Le semi-conducteur en question ici est un alliage de gallium, d’arsenic et d’azote (GaAsN). Il arrive qu’un atome de gallium ne respecte pas l’arrangement régulier habituel et se loge au contraire dans un interstice. Ce défaut « interstitiel » modifie les niveaux d’énergies que les électrons du matériau peuvent occuper. Dans un semi-conducteur, les électrons peuvent circuler dans des bandes d’énergies : la bande de valence et, à plus haute énergie, la bande de conduction. Par exemple, un électron qui gagne suffisamment d’énergie peut passer de la bande de valence à la bande de conduction, et pourra par la suite, « retomber » dans la bande de valence en perdant de l’énergie sous forme de lumière. Entre les deux bandes, il existe une bande d’énergie interdite, appelée « gap », dans laquelle, en théorie, il n’y a pas de niveaux d’énergie disponibles pour les électrons. La présence de défauts entraîne justement l’apparition de niveaux électroniques dans le gap. Plutôt que de retomber directement dans la bande de valence, un électron de la bande de conduction a donc également la possibilité de se recombiner en deux étapes, en passant par ces niveaux. Ce processus en deux temps n’émet pas de lumière.

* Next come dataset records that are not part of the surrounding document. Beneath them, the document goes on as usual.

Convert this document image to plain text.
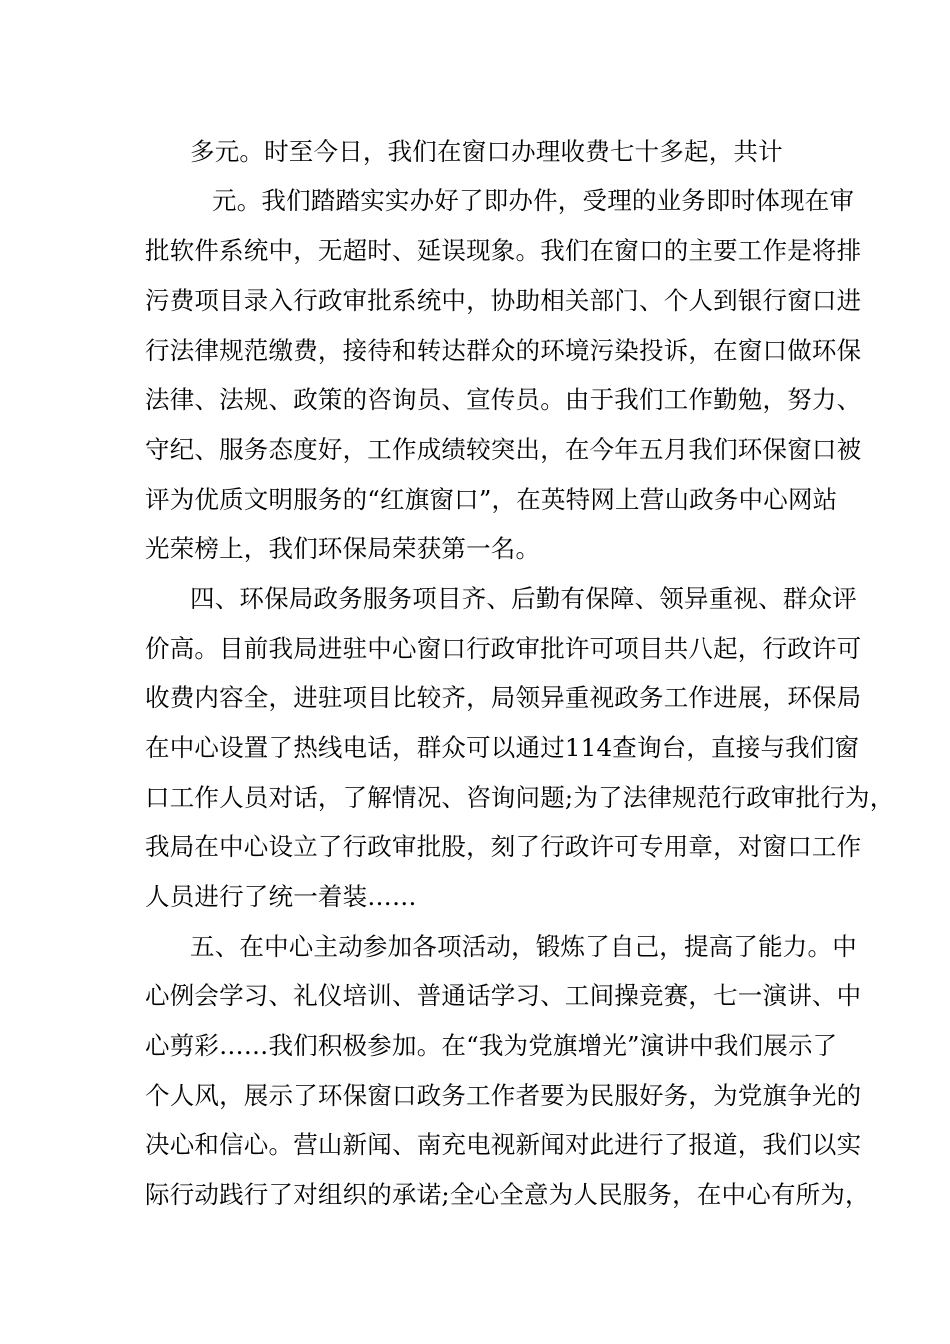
多元。时至今日，我们在窗口办理收费七十多起，共计
元。我们踏踏实实办好了即办件，受理的业务即时体现在审
批软件系统中，无超时、延误现象。我们在窗口的主要工作是将排
污费项目录入行政审批系统中，协助相关部门、个人到银行窗口进
行法律规范缴费，接待和转达群众的环境污染投诉，在窗口做环保
法律、法规、政策的咨询员、宣传员。由于我们工作勤勉，努力、
守纪、服务态度好，工作成绩较突出，在今年五月我们环保窗口被
评为优质文明服务的“红旗窗口”，在英特网上营山政务中心网站
光荣榜上，我们环保局荣获第一名。
四、环保局政务服务项目齐、后勤有保障、领异重视、群众评
价高。目前我局进驻中心窗口行政审批许可项目共八起，行政许可
收费内容全，进驻项目比较齐，局领异重视政务工作进展，环保局
在中心设置了热线电话，群众可以通过114查询台，直接与我们窗
口工作人员对话，了解情况、咨询问题;为了法律规范行政审批行为，
我局在中心设立了行政审批股，刻了行政许可专用章，对窗口工作
人员进行了统一着装……
五、在中心主动参加各项活动，锻炼了自己，提高了能力。中
心例会学习、礼仪培训、普通话学习、工间操竞赛，七一演讲、中
心剪彩……我们积极参加。在“我为党旗增光”演讲中我们展示了
个人风，展示了环保窗口政务工作者要为民服好务，为党旗争光的
决心和信心。营山新闻、南充电视新闻对此进行了报道，我们以实
际行动践行了对组织的承诺;全心全意为人民服务，在中心有所为，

« Déterminer les énergies de ces niveaux est primordial, souligne Alistair Rowe, physicien au PMC. Par exemple, si ces niveaux sont « profonds » dans la bande interdite, cela peut-être souvent néfaste aux dispositifs conçus avec ces semi-conducteurs ». Dans leur publication scientifique, les chercheurs du PMC, en collaboration avec leurs collègues de l’université de Melbourne en Australie, ont pour la première fois caractérisé l’énergie de ces états dû à la présence de ce type de défaut interstitiel dans l’alliage GaAsN. Surtout, grâce à une méthode expérimentale originale, ils ont réussi à montrer comment cette structure électronique dépendait du spin. A l’image de la charge électrique, le spin est une propriété intrinsèque des électrons, qui ne peut prendre que deux valeurs. Avec leur méthode pol-PICTS utilisant de la lumière polarisée circulairement, les électrons passant de la bande de valence à la bande de conduction étaient majoritairement d’un spin donné, ce qui a permis d’étudier finement comment la recombinaison via les états du gap était sensible au spin. Les résultats montrent qu’il n’y a pas qu’un seul mais trois états induits par la présence des défauts interstitiels de gallium dans GaAsN. De plus, leurs énergies sont en désaccord avec les prédictions théoriques. « Ces valeurs dépendent de la nature exacte de l’environnement chimique autour du défaut, qui est encore mal connue explique Alistair Rowe. Nos données avec les énergies pourraient fournir aux théoriciens un point de repère pour dévoiler cet environnement en comparant les résultats de leurs calculs avec nos expériences. »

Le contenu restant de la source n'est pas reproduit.